[authors: Ben Daee and Sadegh Khosravi]

Introduction

The clock is ticking on fossil fuels. Protecting the environment by “going green” is not only on the near horizon of the power generation industry across the world, but the initiative has been adopted by many other industries including auto, high-tech, and manufacturing. Renewable energy sources constitute almost 63% of electricity production in Canada (15% in the US). While solar power only accounts for less than 0.5% of the total power generation in Canada (0.9% in the US)[1], it is the fastest growing source of electricity worldwide among all types of renewable energies. There are many reasons why large-scale solar photovoltaic (PV) panels have not become widespread in North America; some obstacles could be low efficiency, high maintenance cost, politics, etc. On a small scale though, PV panels (solar panels) are being installed on more residential and commercial roofs with over 50% annual growth[2] since 2010.

Adding solar panels on the roof of a building has become less expensive than ever and it is made possible by mass production and tariff exemptions of the imported parts. Tax incentives, profit of power buyback programs, and ever-rising electrical bills justify the cost of solar panel utilization for home and business owners. Cost-benefit analysis and the return on “solar investment” look attractive on paper over a 20-year term; however, the underlying risks of roof-mounted solar panels are typically not well known to owners and insurance companies.
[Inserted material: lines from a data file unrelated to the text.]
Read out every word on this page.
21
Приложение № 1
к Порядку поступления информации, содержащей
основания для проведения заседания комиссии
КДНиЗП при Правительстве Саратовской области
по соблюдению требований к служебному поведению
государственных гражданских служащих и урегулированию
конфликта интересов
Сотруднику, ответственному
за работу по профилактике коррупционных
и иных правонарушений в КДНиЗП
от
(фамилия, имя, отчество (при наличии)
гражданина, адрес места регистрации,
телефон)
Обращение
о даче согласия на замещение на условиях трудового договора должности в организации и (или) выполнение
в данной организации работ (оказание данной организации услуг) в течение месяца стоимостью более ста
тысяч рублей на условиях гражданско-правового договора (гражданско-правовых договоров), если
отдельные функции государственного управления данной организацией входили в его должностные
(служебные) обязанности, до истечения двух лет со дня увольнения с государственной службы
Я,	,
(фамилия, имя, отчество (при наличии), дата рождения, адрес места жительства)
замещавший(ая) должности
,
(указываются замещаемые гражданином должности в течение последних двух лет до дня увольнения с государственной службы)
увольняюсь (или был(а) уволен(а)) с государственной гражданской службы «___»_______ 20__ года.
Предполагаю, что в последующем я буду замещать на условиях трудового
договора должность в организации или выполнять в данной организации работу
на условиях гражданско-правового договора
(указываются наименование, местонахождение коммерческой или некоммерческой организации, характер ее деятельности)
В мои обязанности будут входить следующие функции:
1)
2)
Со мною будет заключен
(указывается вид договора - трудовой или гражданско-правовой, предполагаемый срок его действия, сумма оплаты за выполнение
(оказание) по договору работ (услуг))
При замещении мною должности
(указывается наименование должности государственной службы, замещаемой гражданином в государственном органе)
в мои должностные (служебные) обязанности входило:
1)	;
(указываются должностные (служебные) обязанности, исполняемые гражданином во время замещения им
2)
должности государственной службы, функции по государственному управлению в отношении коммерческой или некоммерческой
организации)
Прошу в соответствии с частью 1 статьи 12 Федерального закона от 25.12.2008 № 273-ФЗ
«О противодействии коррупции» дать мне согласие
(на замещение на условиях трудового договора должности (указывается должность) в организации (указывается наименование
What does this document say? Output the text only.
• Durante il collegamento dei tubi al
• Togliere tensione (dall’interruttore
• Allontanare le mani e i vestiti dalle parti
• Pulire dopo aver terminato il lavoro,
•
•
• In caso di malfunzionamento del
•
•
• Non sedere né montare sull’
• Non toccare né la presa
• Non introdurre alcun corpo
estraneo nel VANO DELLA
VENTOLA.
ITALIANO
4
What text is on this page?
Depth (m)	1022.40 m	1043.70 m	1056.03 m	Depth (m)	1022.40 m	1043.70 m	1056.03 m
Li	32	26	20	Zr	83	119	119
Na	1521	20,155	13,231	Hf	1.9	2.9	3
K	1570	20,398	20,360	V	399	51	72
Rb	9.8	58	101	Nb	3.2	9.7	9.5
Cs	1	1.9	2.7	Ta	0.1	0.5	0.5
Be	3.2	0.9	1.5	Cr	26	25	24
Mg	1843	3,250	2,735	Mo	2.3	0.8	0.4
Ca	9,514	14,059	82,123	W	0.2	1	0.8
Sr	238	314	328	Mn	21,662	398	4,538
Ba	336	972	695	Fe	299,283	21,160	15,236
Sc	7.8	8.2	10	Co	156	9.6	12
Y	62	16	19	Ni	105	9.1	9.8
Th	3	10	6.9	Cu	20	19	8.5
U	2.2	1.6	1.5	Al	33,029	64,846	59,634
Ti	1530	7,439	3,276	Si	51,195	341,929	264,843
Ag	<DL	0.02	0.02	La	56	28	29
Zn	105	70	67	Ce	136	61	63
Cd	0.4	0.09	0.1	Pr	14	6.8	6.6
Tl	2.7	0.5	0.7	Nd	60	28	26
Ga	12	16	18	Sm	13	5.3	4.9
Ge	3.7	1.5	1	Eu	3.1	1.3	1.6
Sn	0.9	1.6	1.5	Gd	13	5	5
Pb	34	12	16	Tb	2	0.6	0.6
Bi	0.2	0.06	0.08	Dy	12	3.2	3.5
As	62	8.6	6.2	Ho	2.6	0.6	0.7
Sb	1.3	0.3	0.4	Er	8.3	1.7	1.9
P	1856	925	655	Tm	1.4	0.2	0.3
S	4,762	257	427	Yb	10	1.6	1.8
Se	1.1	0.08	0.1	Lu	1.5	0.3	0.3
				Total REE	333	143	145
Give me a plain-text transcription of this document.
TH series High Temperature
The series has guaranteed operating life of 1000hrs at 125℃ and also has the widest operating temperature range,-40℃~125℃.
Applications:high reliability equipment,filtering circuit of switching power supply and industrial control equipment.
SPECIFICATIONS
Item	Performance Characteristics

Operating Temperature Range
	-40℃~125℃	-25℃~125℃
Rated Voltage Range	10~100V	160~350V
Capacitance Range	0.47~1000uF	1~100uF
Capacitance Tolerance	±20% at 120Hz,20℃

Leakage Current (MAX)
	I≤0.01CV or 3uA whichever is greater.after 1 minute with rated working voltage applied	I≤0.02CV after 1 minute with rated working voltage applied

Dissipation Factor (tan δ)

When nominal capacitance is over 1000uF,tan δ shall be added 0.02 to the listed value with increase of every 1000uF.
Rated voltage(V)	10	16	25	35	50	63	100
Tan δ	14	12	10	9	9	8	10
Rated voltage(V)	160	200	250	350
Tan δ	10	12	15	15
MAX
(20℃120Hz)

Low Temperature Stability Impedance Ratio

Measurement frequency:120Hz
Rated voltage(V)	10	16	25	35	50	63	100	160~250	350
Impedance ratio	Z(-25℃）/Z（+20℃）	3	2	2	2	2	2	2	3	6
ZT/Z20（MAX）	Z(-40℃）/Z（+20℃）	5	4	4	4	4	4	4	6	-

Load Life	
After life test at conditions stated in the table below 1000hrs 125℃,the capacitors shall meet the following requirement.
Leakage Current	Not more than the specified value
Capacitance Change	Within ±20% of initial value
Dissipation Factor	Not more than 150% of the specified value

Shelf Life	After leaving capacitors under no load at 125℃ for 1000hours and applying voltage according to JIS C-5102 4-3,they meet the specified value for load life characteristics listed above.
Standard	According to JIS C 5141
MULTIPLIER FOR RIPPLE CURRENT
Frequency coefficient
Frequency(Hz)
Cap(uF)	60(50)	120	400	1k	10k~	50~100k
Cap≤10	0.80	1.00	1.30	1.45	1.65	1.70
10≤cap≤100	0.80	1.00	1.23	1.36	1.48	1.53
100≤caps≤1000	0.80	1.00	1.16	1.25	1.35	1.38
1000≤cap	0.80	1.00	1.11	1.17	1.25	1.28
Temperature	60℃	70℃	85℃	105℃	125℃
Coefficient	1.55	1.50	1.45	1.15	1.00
On a larger scale, solar farms (i.e., series of ground-mounted solar panels) are a fast-developing industry that have witnessed a boom over the past decade and have become one of the common sources of clean energy. Although solar farms are cost effective in certain geographies, they require several acres of land and proximity to a power grid. Also, soil conditions, the number of sunny days, risk of wildfire, maintenance issues, frequency of storm events and legal repercussion can shorten the facility’s lifespan and/or its ultimate profitability[3].

This article aims to scrutinize the risks of roof-mounted and ground-mounted solar panels. Forensic review of several cases has revealed that all risks associated with solar systems may not be fully understood by the owners, insurers, or other involved parties. The decision of utilizing a roof-mounted solar system, or determining the location of solar farms, is typically made by the owners and is conducted by the product supplier who often provides engineering consultation for the project. Adding new components on an existing roof may alter the exposure of the building to new environmental loads while structural aspects of the project are sometimes overlooked due to the complexity. Similarly, solar farm projects have long-term impacts on the environment that should be thoroughly contemplated at the design stage; however, solar energy is still significantly cleaner and less risky than other sources of power generation.

General Risks of Solar Panels

Fire is the greatest concern of solar panel development. While PVs cannot start a fire themselves, installation malfunctioning and overheated components can. The other concern is that even in the case of suppressing a PV related fire, firefighters are exposed to the risk of electrical shock.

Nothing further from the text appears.